Almost three-quarters of cuts to local government funding over the last decade have fallen on cities, according to a by the Centre for Cities.

This equates to a loss of £386 per city dweller since 2009/10, compared to £172 per person elsewhere, it said.

With cuts to the Scottish Government’s budget disproportionately being handed on to local government, Scotland’s four cities saw on average 16 per cent reductions to their budgets over the past decade, equivalent to £455 less for each person living in them – a bigger fall than the 14 per cent average across the UK.

Edinburgh, Glasgow, Aberdeen and Dundee collectively shouldered 61 per cent of all local government cuts north of the Border, despite being home to 35 per cent of the Scottish population.

Cuts have been particularly deep in Glasgow, where local government spending fell by 23 per cent in real terms over seven years to 2016/17 – a loss of £638 per person – placing Scotland’s largest city ninth in the table of worst-affected areas across the UK. In Edinburgh, spending dropped by 9 per cent, or £351 per head.

According to Centre for Cities research, services that councils are not legally obliged to deliver, such as planning, libraries and cultural activities, have seen the deepest cuts overall.

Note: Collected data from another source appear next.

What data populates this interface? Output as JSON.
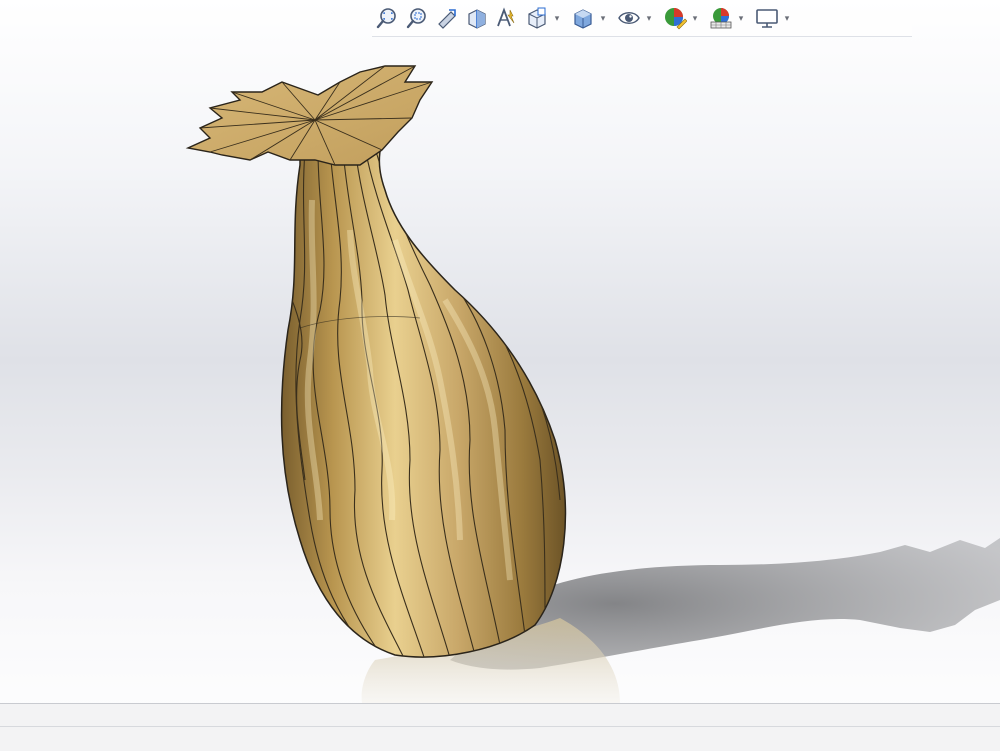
{
  "toolbar": {
    "items": [
      {
        "icon": "zoom-to-fit-icon",
        "has_dropdown": false
      },
      {
        "icon": "zoom-to-area-icon",
        "has_dropdown": false
      },
      {
        "icon": "previous-view-icon",
        "has_dropdown": false
      },
      {
        "icon": "section-view-icon",
        "has_dropdown": false
      },
      {
        "icon": "dynamic-annotation-icon",
        "has_dropdown": false
      },
      {
        "icon": "view-orientation-icon",
        "has_dropdown": true
      },
      {
        "icon": "display-style-icon",
        "has_dropdown": true
      },
      {
        "icon": "hide-show-items-icon",
        "has_dropdown": true
      },
      {
        "icon": "edit-appearance-icon",
        "has_dropdown": true
      },
      {
        "icon": "apply-scene-icon",
        "has_dropdown": true
      },
      {
        "icon": "view-settings-icon",
        "has_dropdown": true
      }
    ]
  },
  "colors": {
    "model_base": "#c9a86a",
    "model_light": "#f1dca5",
    "model_dark": "#7a5f2e",
    "edge": "#2a241a",
    "shadow": "#8e8e90"
  },
  "statusbar": {
    "text": ""
  }
}
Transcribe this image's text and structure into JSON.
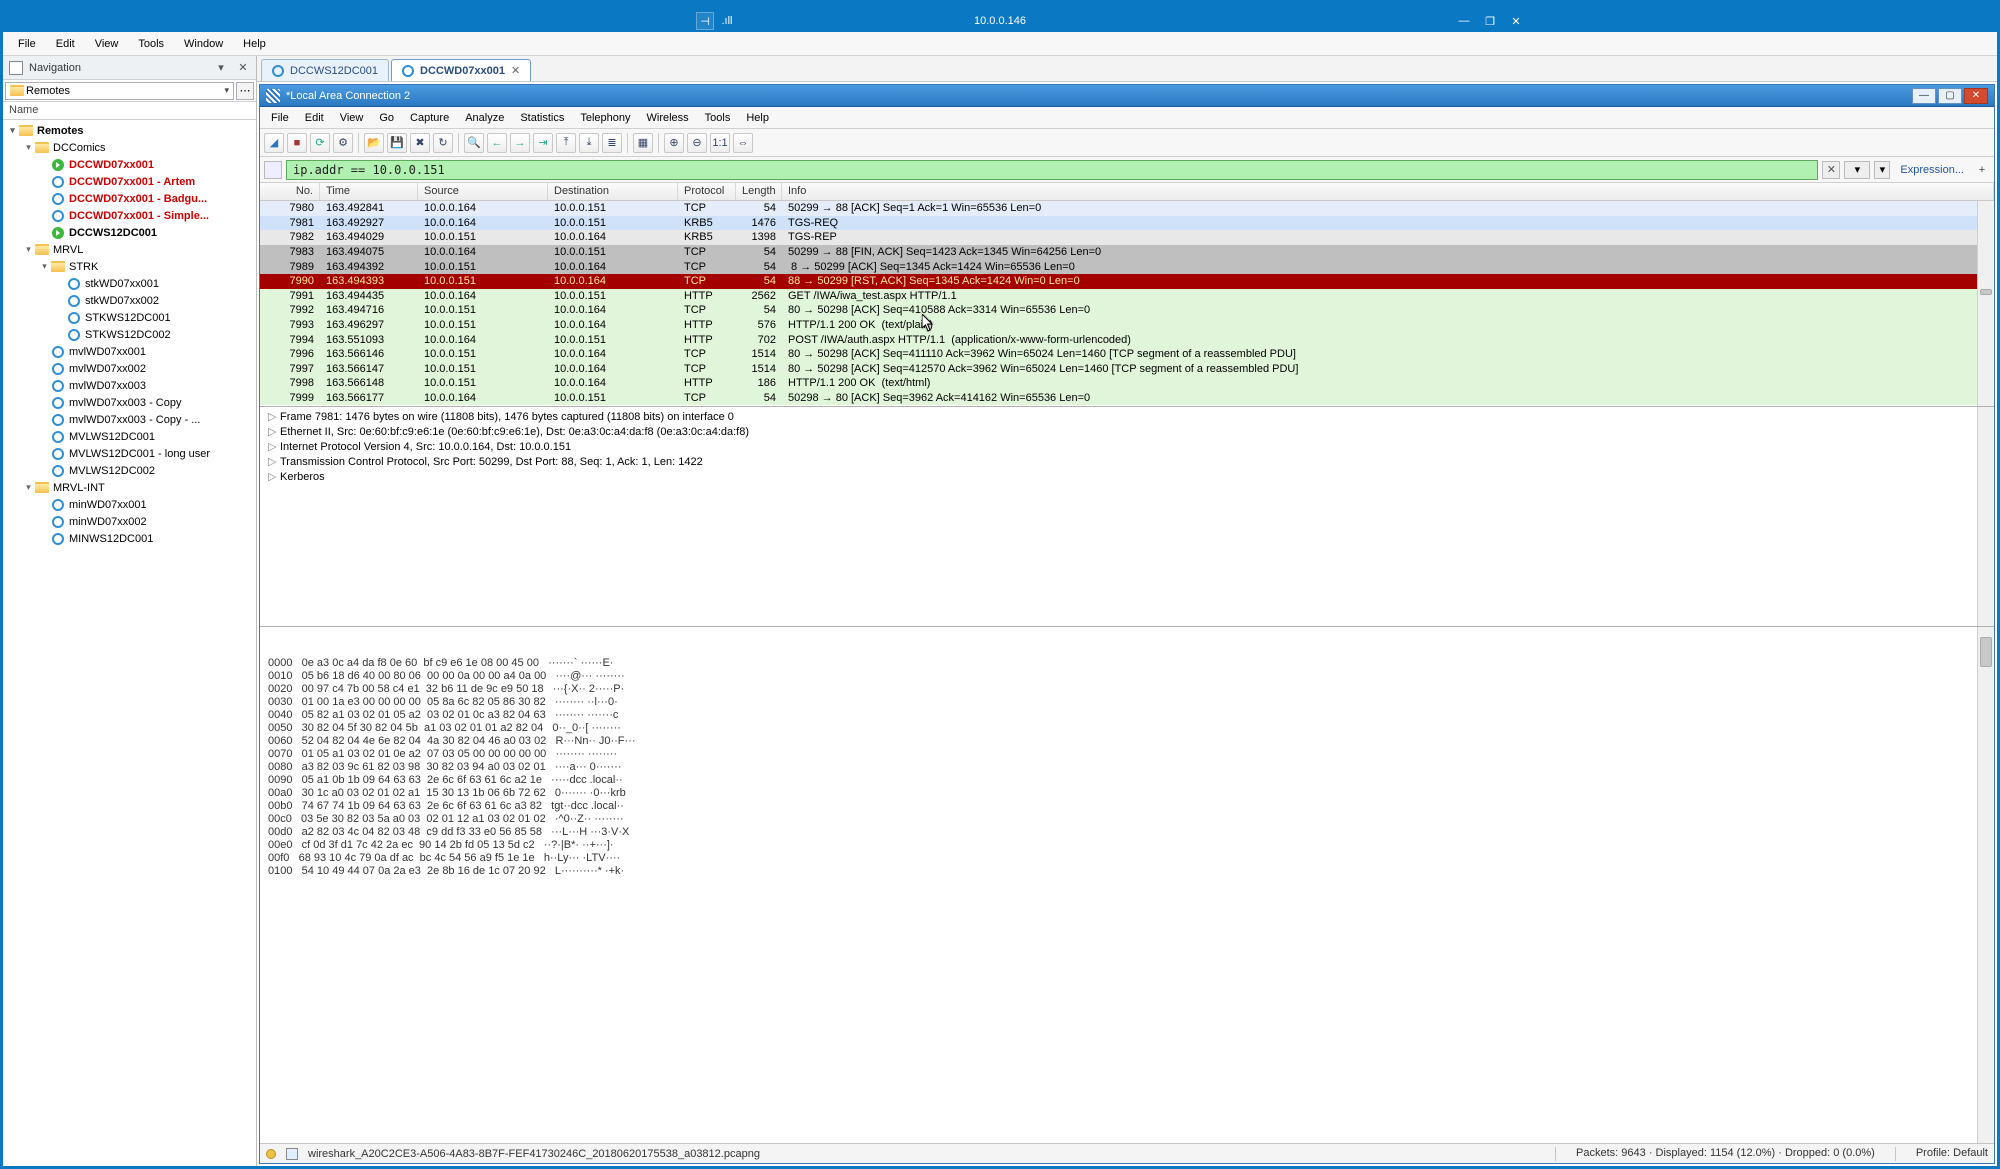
{
  "rdp": {
    "ip": "10.0.0.146",
    "pin_icon": "⊣",
    "signal_icon": "▮▮▮"
  },
  "app_menu": [
    "File",
    "Edit",
    "View",
    "Tools",
    "Window",
    "Help"
  ],
  "nav": {
    "title": "Navigation",
    "combo": "Remotes",
    "col": "Name",
    "tree": [
      {
        "lvl": 0,
        "exp": "▾",
        "type": "folder",
        "label": "Remotes",
        "bold": true
      },
      {
        "lvl": 1,
        "exp": "▾",
        "type": "folder",
        "label": "DCComics"
      },
      {
        "lvl": 2,
        "exp": "",
        "type": "play",
        "label": "DCCWD07xx001",
        "red": true,
        "bold": true
      },
      {
        "lvl": 2,
        "exp": "",
        "type": "off",
        "label": "DCCWD07xx001 - Artem",
        "red": true
      },
      {
        "lvl": 2,
        "exp": "",
        "type": "off",
        "label": "DCCWD07xx001 - Badgu...",
        "red": true
      },
      {
        "lvl": 2,
        "exp": "",
        "type": "off",
        "label": "DCCWD07xx001 - Simple...",
        "red": true
      },
      {
        "lvl": 2,
        "exp": "",
        "type": "play",
        "label": "DCCWS12DC001",
        "bold": true
      },
      {
        "lvl": 1,
        "exp": "▾",
        "type": "folder",
        "label": "MRVL"
      },
      {
        "lvl": 2,
        "exp": "▾",
        "type": "folder",
        "label": "STRK"
      },
      {
        "lvl": 3,
        "exp": "",
        "type": "off",
        "label": "stkWD07xx001"
      },
      {
        "lvl": 3,
        "exp": "",
        "type": "off",
        "label": "stkWD07xx002"
      },
      {
        "lvl": 3,
        "exp": "",
        "type": "off",
        "label": "STKWS12DC001"
      },
      {
        "lvl": 3,
        "exp": "",
        "type": "off",
        "label": "STKWS12DC002"
      },
      {
        "lvl": 2,
        "exp": "",
        "type": "off",
        "label": "mvlWD07xx001"
      },
      {
        "lvl": 2,
        "exp": "",
        "type": "off",
        "label": "mvlWD07xx002"
      },
      {
        "lvl": 2,
        "exp": "",
        "type": "off",
        "label": "mvlWD07xx003"
      },
      {
        "lvl": 2,
        "exp": "",
        "type": "off",
        "label": "mvlWD07xx003 - Copy"
      },
      {
        "lvl": 2,
        "exp": "",
        "type": "off",
        "label": "mvlWD07xx003 - Copy - ..."
      },
      {
        "lvl": 2,
        "exp": "",
        "type": "off",
        "label": "MVLWS12DC001"
      },
      {
        "lvl": 2,
        "exp": "",
        "type": "off",
        "label": "MVLWS12DC001 - long user"
      },
      {
        "lvl": 2,
        "exp": "",
        "type": "off",
        "label": "MVLWS12DC002"
      },
      {
        "lvl": 1,
        "exp": "▾",
        "type": "folder",
        "label": "MRVL-INT"
      },
      {
        "lvl": 2,
        "exp": "",
        "type": "off",
        "label": "minWD07xx001"
      },
      {
        "lvl": 2,
        "exp": "",
        "type": "off",
        "label": "minWD07xx002"
      },
      {
        "lvl": 2,
        "exp": "",
        "type": "off",
        "label": "MINWS12DC001"
      }
    ]
  },
  "tabs": [
    {
      "label": "DCCWS12DC001",
      "active": false
    },
    {
      "label": "DCCWD07xx001",
      "active": true
    }
  ],
  "ws": {
    "title": "*Local Area Connection 2",
    "menu": [
      "File",
      "Edit",
      "View",
      "Go",
      "Capture",
      "Analyze",
      "Statistics",
      "Telephony",
      "Wireless",
      "Tools",
      "Help"
    ],
    "filter": "ip.addr == 10.0.0.151",
    "expression": "Expression...",
    "columns": [
      "No.",
      "Time",
      "Source",
      "Destination",
      "Protocol",
      "Length",
      "Info"
    ],
    "rows": [
      {
        "no": "7980",
        "time": "163.492841",
        "src": "10.0.0.164",
        "dst": "10.0.0.151",
        "proto": "TCP",
        "len": "54",
        "info": "50299 → 88 [ACK] Seq=1 Ack=1 Win=65536 Len=0",
        "cls": "bg-blue"
      },
      {
        "no": "7981",
        "time": "163.492927",
        "src": "10.0.0.164",
        "dst": "10.0.0.151",
        "proto": "KRB5",
        "len": "1476",
        "info": "TGS-REQ",
        "cls": "bg-sel"
      },
      {
        "no": "7982",
        "time": "163.494029",
        "src": "10.0.0.151",
        "dst": "10.0.0.164",
        "proto": "KRB5",
        "len": "1398",
        "info": "TGS-REP",
        "cls": "bg-lgrey"
      },
      {
        "no": "7983",
        "time": "163.494075",
        "src": "10.0.0.164",
        "dst": "10.0.0.151",
        "proto": "TCP",
        "len": "54",
        "info": "50299 → 88 [FIN, ACK] Seq=1423 Ack=1345 Win=64256 Len=0",
        "cls": "bg-grey"
      },
      {
        "no": "7989",
        "time": "163.494392",
        "src": "10.0.0.151",
        "dst": "10.0.0.164",
        "proto": "TCP",
        "len": "54",
        "info": " 8 → 50299 [ACK] Seq=1345 Ack=1424 Win=65536 Len=0",
        "cls": "bg-grey"
      },
      {
        "no": "7990",
        "time": "163.494393",
        "src": "10.0.0.151",
        "dst": "10.0.0.164",
        "proto": "TCP",
        "len": "54",
        "info": "88 → 50299 [RST, ACK] Seq=1345 Ack=1424 Win=0 Len=0",
        "cls": "bg-red"
      },
      {
        "no": "7991",
        "time": "163.494435",
        "src": "10.0.0.164",
        "dst": "10.0.0.151",
        "proto": "HTTP",
        "len": "2562",
        "info": "GET /IWA/iwa_test.aspx HTTP/1.1",
        "cls": "bg-green"
      },
      {
        "no": "7992",
        "time": "163.494716",
        "src": "10.0.0.151",
        "dst": "10.0.0.164",
        "proto": "TCP",
        "len": "54",
        "info": "80 → 50298 [ACK] Seq=410588 Ack=3314 Win=65536 Len=0",
        "cls": "bg-green"
      },
      {
        "no": "7993",
        "time": "163.496297",
        "src": "10.0.0.151",
        "dst": "10.0.0.164",
        "proto": "HTTP",
        "len": "576",
        "info": "HTTP/1.1 200 OK  (text/plain)",
        "cls": "bg-green"
      },
      {
        "no": "7994",
        "time": "163.551093",
        "src": "10.0.0.164",
        "dst": "10.0.0.151",
        "proto": "HTTP",
        "len": "702",
        "info": "POST /IWA/auth.aspx HTTP/1.1  (application/x-www-form-urlencoded)",
        "cls": "bg-green"
      },
      {
        "no": "7996",
        "time": "163.566146",
        "src": "10.0.0.151",
        "dst": "10.0.0.164",
        "proto": "TCP",
        "len": "1514",
        "info": "80 → 50298 [ACK] Seq=411110 Ack=3962 Win=65024 Len=1460 [TCP segment of a reassembled PDU]",
        "cls": "bg-green"
      },
      {
        "no": "7997",
        "time": "163.566147",
        "src": "10.0.0.151",
        "dst": "10.0.0.164",
        "proto": "TCP",
        "len": "1514",
        "info": "80 → 50298 [ACK] Seq=412570 Ack=3962 Win=65024 Len=1460 [TCP segment of a reassembled PDU]",
        "cls": "bg-green"
      },
      {
        "no": "7998",
        "time": "163.566148",
        "src": "10.0.0.151",
        "dst": "10.0.0.164",
        "proto": "HTTP",
        "len": "186",
        "info": "HTTP/1.1 200 OK  (text/html)",
        "cls": "bg-green"
      },
      {
        "no": "7999",
        "time": "163.566177",
        "src": "10.0.0.164",
        "dst": "10.0.0.151",
        "proto": "TCP",
        "len": "54",
        "info": "50298 → 80 [ACK] Seq=3962 Ack=414162 Win=65536 Len=0",
        "cls": "bg-green"
      }
    ],
    "details": [
      "Frame 7981: 1476 bytes on wire (11808 bits), 1476 bytes captured (11808 bits) on interface 0",
      "Ethernet II, Src: 0e:60:bf:c9:e6:1e (0e:60:bf:c9:e6:1e), Dst: 0e:a3:0c:a4:da:f8 (0e:a3:0c:a4:da:f8)",
      "Internet Protocol Version 4, Src: 10.0.0.164, Dst: 10.0.0.151",
      "Transmission Control Protocol, Src Port: 50299, Dst Port: 88, Seq: 1, Ack: 1, Len: 1422",
      "Kerberos"
    ],
    "hex": [
      "0000   0e a3 0c a4 da f8 0e 60  bf c9 e6 1e 08 00 45 00   ·······` ······E·",
      "0010   05 b6 18 d6 40 00 80 06  00 00 0a 00 00 a4 0a 00   ····@··· ········",
      "0020   00 97 c4 7b 00 58 c4 e1  32 b6 11 de 9c e9 50 18   ···{·X·· 2·····P·",
      "0030   01 00 1a e3 00 00 00 00  05 8a 6c 82 05 86 30 82   ········ ··l···0·",
      "0040   05 82 a1 03 02 01 05 a2  03 02 01 0c a3 82 04 63   ········ ·······c",
      "0050   30 82 04 5f 30 82 04 5b  a1 03 02 01 01 a2 82 04   0··_0··[ ········",
      "0060   52 04 82 04 4e 6e 82 04  4a 30 82 04 46 a0 03 02   R···Nn·· J0··F···",
      "0070   01 05 a1 03 02 01 0e a2  07 03 05 00 00 00 00 00   ········ ········",
      "0080   a3 82 03 9c 61 82 03 98  30 82 03 94 a0 03 02 01   ····a··· 0·······",
      "0090   05 a1 0b 1b 09 64 63 63  2e 6c 6f 63 61 6c a2 1e   ·····dcc .local··",
      "00a0   30 1c a0 03 02 01 02 a1  15 30 13 1b 06 6b 72 62   0······· ·0···krb",
      "00b0   74 67 74 1b 09 64 63 63  2e 6c 6f 63 61 6c a3 82   tgt··dcc .local··",
      "00c0   03 5e 30 82 03 5a a0 03  02 01 12 a1 03 02 01 02   ·^0··Z·· ········",
      "00d0   a2 82 03 4c 04 82 03 48  c9 dd f3 33 e0 56 85 58   ···L···H ···3·V·X",
      "00e0   cf 0d 3f d1 7c 42 2a ec  90 14 2b fd 05 13 5d c2   ··?·|B*· ··+···]·",
      "00f0   68 93 10 4c 79 0a df ac  bc 4c 54 56 a9 f5 1e 1e   h··Ly··· ·LTV····",
      "0100   54 10 49 44 07 0a 2a e3  2e 8b 16 de 1c 07 20 92   L··········* ·+k·"
    ],
    "status_file": "wireshark_A20C2CE3-A506-4A83-8B7F-FEF41730246C_20180620175538_a03812.pcapng",
    "status_packets": "Packets: 9643 · Displayed: 1154 (12.0%) · Dropped: 0 (0.0%)",
    "status_profile": "Profile: Default"
  }
}
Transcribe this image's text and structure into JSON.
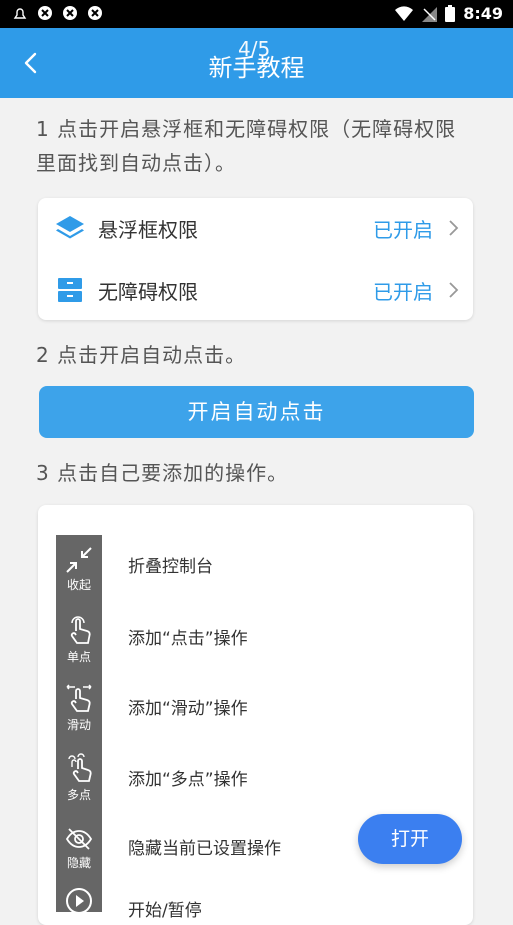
{
  "status_bar": {
    "time": "8:49"
  },
  "header": {
    "title": "新手教程",
    "page_indicator": "4/5"
  },
  "steps": {
    "step1": "1 点击开启悬浮框和无障碍权限（无障碍权限里面找到自动点击）。",
    "step2": "2 点击开启自动点击。",
    "step3": "3 点击自己要添加的操作。"
  },
  "permissions": [
    {
      "label": "悬浮框权限",
      "status": "已开启",
      "icon": "layers-icon"
    },
    {
      "label": "无障碍权限",
      "status": "已开启",
      "icon": "drawer-icon"
    }
  ],
  "start_button": "开启自动点击",
  "controls": [
    {
      "label": "收起",
      "icon": "collapse-icon",
      "description": "折叠控制台"
    },
    {
      "label": "单点",
      "icon": "tap-icon",
      "description": "添加“点击”操作"
    },
    {
      "label": "滑动",
      "icon": "swipe-icon",
      "description": "添加“滑动”操作"
    },
    {
      "label": "多点",
      "icon": "multi-tap-icon",
      "description": "添加“多点”操作"
    },
    {
      "label": "隐藏",
      "icon": "eye-off-icon",
      "description": "隐藏当前已设置操作"
    },
    {
      "label": "",
      "icon": "play-icon",
      "description": "开始/暂停"
    }
  ],
  "open_button": "打开",
  "colors": {
    "accent": "#2f9be8",
    "panel": "#666666",
    "open_button": "#3b7ff0"
  }
}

The report, Cities Outlook 2019, also found that rising social care demands were adding to the pressure on councils’ finances. Ten years ago, just four out of 62 cities spent the majority of their budget on social care, compared to almost half now. And, reflecting on the last 12 months, the report found it ironic that the dominance of Brexit had “drowned out any policy that would help improve the economies of those places that voted to leave”.

It described cities as being in “limbo”, paralysed by a lack of clarity over future funding.

Centre for Cities chief executive Andrew Carter said: “Councils have managed as best they can but the continued singling-out of local government for cuts cannot continue.”

A Scottish Government spokesperson said: “The Scottish Government continues to ensure our partners in local government receive a fair funding settlement, despite further cuts to the Scottish Budget from the UK Government.”